Enterprise High School athletic director Larry Wells has resigned, citing unprofessional conduct by superintendent Erika Pinkerton and the school board.

Wells alleged in a letter to the school board that employees deliberately falsified a student’s attendance records and Pinkerton deemed that student eligible to play school sports, despite the fact that Wells had determined the student was ineligible. The student had been enrolled in a California high school at the beginning of this school year. According to Wells, the student had returned to EHS on Sept. 11 and proceeded to skip 15 school days — including 10 consecutive days — further making him ineligible.

“Obviously, academics isn’t important at that point,” Wells said. “Your transfer can’t be athletically motivated. You have to make a transfer for academic reasons.”

Wells determined on Oct. 4, after he says he consulted with the Oregon Schools Activities Association, that the student was unable to participate in athletics. The OSAA told Wells he was correct, but he could submit the case to the District Athletic Committee, of which Wells is chairman, for a second look. Wells did not do so.

“The case has no merit,” he said.

According to Wells, neither Pinkerton nor any school board has asked him for details about the case.

The letter states that on Monday, Oct. 8, school principal Blake Carlsen and Wells discovered that a student’s attendance records had been altered. Carlsen conducted interviews of all individuals with access to student records, and each individual denied involvement.

However, Carlsen determined the culprit through a computer audit. Pinkerton was notified of the investigation, but allegedly created another position for the employee in a different part of the school. No disciplinary action was taken against the employee. According to Wells, the only reason the student’s attendance records were restored to their original state is because he had taken screenshots of them.
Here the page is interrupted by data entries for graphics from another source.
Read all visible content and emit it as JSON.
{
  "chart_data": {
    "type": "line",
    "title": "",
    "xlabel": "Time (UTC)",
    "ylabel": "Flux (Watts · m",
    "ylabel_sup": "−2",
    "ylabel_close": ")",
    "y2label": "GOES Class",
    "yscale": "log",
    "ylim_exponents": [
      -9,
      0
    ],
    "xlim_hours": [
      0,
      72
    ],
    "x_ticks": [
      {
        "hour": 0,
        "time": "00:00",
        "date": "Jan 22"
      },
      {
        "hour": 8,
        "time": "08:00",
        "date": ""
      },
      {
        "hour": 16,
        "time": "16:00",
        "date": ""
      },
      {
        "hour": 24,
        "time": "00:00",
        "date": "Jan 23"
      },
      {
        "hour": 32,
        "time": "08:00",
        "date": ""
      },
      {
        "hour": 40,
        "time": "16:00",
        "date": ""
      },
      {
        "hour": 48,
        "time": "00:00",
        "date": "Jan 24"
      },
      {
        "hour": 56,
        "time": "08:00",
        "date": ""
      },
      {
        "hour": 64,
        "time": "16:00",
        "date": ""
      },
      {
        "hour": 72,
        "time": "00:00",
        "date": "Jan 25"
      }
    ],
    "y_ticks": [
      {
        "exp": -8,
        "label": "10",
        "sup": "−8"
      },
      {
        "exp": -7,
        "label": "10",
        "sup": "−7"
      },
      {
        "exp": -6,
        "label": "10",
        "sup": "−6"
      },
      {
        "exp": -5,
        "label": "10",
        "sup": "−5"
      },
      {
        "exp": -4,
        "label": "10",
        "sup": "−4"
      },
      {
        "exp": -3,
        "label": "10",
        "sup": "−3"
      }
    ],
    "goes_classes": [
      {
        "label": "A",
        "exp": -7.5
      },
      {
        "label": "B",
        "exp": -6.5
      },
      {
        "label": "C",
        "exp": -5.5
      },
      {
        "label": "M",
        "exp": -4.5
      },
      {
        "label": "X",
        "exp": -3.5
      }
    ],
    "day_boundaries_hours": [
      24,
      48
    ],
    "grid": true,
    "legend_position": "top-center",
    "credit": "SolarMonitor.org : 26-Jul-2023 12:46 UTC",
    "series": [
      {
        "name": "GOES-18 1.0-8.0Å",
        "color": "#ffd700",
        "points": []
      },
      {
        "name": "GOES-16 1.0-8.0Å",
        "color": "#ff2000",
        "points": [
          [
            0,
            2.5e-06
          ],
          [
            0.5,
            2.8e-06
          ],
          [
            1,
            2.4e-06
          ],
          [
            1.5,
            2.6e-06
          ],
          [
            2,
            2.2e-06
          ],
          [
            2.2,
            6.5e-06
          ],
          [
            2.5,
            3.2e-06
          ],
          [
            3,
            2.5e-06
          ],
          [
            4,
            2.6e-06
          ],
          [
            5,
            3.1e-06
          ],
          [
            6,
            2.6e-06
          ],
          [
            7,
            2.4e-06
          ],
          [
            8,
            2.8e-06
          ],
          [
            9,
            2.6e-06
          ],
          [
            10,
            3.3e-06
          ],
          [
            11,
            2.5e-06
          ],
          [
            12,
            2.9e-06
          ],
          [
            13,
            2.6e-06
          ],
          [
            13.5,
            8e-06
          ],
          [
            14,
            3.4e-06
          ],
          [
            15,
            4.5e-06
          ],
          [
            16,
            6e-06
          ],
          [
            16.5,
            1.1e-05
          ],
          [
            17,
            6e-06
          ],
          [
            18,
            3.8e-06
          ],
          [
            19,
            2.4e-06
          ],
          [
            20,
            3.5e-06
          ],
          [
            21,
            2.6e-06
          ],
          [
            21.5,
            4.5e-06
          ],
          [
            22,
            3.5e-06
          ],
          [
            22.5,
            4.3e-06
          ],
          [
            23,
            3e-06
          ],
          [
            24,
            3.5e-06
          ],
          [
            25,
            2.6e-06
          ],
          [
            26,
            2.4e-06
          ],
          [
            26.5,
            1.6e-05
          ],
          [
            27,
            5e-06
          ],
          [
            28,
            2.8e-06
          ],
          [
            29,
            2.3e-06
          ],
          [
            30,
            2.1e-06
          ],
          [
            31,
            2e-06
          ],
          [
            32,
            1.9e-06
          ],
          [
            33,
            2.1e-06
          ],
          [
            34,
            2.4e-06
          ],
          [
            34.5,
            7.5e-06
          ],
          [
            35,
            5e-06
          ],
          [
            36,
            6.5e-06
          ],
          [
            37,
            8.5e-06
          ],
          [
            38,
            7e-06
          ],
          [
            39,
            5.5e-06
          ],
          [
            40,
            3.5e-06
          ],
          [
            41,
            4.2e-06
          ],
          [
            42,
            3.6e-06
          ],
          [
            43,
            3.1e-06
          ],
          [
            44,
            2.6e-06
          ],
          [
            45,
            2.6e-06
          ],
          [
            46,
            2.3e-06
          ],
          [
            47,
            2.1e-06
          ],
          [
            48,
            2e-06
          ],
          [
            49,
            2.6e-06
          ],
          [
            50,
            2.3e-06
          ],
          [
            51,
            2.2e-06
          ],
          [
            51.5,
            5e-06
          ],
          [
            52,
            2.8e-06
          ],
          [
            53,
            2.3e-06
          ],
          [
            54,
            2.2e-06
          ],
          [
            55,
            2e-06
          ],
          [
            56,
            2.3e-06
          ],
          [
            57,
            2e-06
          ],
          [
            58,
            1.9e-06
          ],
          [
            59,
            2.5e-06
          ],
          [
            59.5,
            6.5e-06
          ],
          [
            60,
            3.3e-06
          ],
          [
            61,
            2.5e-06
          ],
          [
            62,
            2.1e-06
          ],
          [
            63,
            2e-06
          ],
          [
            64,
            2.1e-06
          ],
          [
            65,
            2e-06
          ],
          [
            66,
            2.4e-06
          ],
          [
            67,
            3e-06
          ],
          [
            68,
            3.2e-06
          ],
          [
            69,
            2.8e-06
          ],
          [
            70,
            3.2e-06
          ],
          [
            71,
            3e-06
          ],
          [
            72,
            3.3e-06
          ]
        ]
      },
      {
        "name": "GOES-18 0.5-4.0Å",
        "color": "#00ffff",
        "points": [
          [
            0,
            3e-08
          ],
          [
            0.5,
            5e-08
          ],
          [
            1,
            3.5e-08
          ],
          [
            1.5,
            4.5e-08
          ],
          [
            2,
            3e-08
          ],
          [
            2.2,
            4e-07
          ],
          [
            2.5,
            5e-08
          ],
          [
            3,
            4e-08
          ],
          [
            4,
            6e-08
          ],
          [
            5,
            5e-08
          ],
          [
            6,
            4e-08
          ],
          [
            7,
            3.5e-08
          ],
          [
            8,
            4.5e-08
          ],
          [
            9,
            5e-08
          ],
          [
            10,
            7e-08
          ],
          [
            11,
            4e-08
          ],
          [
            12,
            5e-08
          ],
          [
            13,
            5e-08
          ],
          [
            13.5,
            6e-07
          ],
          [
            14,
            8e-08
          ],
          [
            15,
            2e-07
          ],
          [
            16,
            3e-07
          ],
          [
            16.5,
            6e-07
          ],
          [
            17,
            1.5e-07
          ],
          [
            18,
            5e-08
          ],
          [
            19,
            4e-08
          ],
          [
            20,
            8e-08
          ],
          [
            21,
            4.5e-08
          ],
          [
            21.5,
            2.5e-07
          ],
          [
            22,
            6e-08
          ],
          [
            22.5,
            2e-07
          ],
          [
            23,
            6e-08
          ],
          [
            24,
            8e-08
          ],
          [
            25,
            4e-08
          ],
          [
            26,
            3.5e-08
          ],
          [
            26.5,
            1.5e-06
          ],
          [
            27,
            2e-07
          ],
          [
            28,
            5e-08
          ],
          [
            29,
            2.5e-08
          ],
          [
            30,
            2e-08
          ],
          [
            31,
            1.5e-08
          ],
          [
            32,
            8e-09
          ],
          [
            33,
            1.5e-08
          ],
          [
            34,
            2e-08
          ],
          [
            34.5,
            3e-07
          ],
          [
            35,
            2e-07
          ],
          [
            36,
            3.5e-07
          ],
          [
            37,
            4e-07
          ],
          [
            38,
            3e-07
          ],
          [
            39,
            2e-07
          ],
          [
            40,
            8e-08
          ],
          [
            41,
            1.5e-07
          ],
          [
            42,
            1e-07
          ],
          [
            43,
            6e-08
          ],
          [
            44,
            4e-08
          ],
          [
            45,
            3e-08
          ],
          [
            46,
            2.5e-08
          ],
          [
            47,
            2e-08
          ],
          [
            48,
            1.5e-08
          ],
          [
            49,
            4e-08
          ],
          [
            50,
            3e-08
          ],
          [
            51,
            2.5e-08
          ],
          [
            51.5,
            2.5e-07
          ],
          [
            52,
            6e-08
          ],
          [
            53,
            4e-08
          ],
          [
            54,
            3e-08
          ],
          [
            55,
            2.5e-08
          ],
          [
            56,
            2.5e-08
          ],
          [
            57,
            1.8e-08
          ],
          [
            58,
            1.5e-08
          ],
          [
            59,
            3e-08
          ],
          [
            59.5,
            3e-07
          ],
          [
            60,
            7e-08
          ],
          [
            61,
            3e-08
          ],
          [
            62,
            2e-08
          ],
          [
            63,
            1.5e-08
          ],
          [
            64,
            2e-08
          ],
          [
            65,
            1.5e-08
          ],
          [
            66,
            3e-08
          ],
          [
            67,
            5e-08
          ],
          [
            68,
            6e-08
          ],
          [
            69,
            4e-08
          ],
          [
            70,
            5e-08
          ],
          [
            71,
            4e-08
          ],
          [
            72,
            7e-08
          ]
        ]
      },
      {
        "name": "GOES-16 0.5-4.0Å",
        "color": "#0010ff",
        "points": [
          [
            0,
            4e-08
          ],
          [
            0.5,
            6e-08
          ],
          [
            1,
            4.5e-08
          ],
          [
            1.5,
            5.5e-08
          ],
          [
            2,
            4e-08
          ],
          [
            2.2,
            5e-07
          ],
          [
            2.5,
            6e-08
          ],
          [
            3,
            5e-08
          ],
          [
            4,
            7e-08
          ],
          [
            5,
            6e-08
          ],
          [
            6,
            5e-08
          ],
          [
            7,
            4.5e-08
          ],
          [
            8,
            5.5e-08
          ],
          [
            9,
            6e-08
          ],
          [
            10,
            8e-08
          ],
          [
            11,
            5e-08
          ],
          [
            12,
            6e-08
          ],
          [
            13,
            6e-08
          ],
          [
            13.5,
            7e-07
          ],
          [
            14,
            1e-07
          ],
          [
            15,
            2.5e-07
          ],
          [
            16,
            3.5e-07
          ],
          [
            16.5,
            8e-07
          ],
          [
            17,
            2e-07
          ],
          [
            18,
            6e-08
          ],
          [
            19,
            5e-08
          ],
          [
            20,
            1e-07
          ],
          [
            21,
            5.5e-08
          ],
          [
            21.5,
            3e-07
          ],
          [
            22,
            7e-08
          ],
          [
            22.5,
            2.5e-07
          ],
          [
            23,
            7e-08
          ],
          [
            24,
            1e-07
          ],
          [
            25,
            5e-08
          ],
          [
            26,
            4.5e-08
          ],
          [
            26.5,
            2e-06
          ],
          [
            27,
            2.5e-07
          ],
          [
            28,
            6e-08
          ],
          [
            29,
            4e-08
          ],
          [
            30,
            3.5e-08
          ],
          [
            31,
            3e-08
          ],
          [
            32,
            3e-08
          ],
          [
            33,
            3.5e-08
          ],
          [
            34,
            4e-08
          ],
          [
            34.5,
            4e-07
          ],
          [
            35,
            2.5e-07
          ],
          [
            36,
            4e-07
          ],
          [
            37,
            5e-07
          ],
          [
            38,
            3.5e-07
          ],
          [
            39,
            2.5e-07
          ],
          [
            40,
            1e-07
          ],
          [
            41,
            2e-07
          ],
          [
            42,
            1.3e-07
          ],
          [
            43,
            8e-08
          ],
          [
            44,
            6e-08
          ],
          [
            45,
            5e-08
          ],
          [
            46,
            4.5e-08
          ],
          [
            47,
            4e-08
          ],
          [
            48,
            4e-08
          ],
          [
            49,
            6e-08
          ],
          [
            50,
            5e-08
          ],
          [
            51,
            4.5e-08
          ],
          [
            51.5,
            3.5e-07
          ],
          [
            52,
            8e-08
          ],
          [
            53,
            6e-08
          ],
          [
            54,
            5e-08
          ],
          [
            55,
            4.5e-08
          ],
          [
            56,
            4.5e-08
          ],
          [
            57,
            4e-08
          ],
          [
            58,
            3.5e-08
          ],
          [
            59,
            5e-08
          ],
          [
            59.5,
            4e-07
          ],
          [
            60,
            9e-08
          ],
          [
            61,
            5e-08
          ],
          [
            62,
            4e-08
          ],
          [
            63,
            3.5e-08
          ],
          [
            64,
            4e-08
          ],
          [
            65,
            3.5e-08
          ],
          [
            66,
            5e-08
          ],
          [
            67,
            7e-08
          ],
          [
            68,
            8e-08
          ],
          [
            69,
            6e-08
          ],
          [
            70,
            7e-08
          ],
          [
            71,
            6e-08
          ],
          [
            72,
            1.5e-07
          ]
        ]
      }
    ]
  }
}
The school board then held an executive session for the student to let him explain his side of the story. They did not ask Wells for input. The board then issued a letter to the student, noting that if he raised his grades at the alternative education school he attends, the board would allow the superintendent to submit a reinstatement request to the District Athletic Committee.

“This was never a grades question,” Wells responded. “What’s most frustrating is that when the school board publishes a letter to the family that Blake Carlsen and Larry Wells mishandled the case, when no one consulted me for my facts and my timeline,” Wells said.

Wells says his access to attendance records was also curtailed without notification. Because of this, Wells asserts violations of school policy. He stated that access to those records is pertinent to his job to determine eligibility.

In addition Wells claims that the school board, without due process or review of factual guidelines and timelines, issued a letter to the parents of the student that was critical of Wells’ and Carlsen’s actions. The school board was also unwilling or unable to supply Carlsen with details of how he or Wells violated policy of the District Athletic Committee eligibility requests as the aforementioned letter stated.

According to Wells, the 18-year-old student formally withdrew from Enterprise after starting football practice here and went to stay with non-custodial parents in California, where he enrolled in three different schools.

“All the circumstance of him leaving and returning were fully within his control as well as his custodial parents,” Wells said.

Wells said that it was his opinion that the superintendent or school board didn’t want to tell the student’s parents that their son was ineligible. Instead, they’ll let the athletic committee or ultimately the OSAA make a ruling.

“I’d like to know why this particular kid is so important,” Wells said.

Enterprise School District superintendent, Erika Pinkerton, disagreed with Wells’ interpretation of events.

She affirmed that she and the board decided to move forward with a hardship eligibility request to the District Athletic Committee if the student met the board’s requirements.

Pinkerton stated that the school attendance alteration was done because the student was a 10-day drop and the Oregon Department of Education requires that when the school drops a student from the rolls that the records are accurate.

“He’s (Wells) under the understanding that what they (the secretaries) do was not legal, and that is not true,” she said. “Nothing illegal or unethical has been conducted by an employee of my district with altering records.”

The superintendent did say an audit was done and an employee identified, but because it is a personnel issue she can’t discuss it. She could not discuss whether any disciplinary action was taken against the employee or whether the attendance records were “restored,” for the same reason.

Furthermore, although Wells’ access to the “Schoolmaster” program was curtailed, Pinkerton said that after review, she determined that Wells and another employee only needed “read only” access while the secretaries retained full access because of their duties.

“I took the time to sit down and do an audit on who had access to what,” Pinkerton said. “I investigated a concern that was brought forth to me.”

Pinkerton said that the letter that went out to the student’s parents from the school board was not taken lightly.

“There was due process through all of this,” she said. “Larry (Wells) reported to Blake (Carlsen). Blake brought the information to the school board. The school board evaluated that and came to a recommendation for the student’s best interests.”

Additional events regarding this case have transpired, including a controversial school board meeting and the student in question attempting to practice with the basketball team since Wells submitted his resignation letter.

The Chieftain will follow up on this story in a later issue.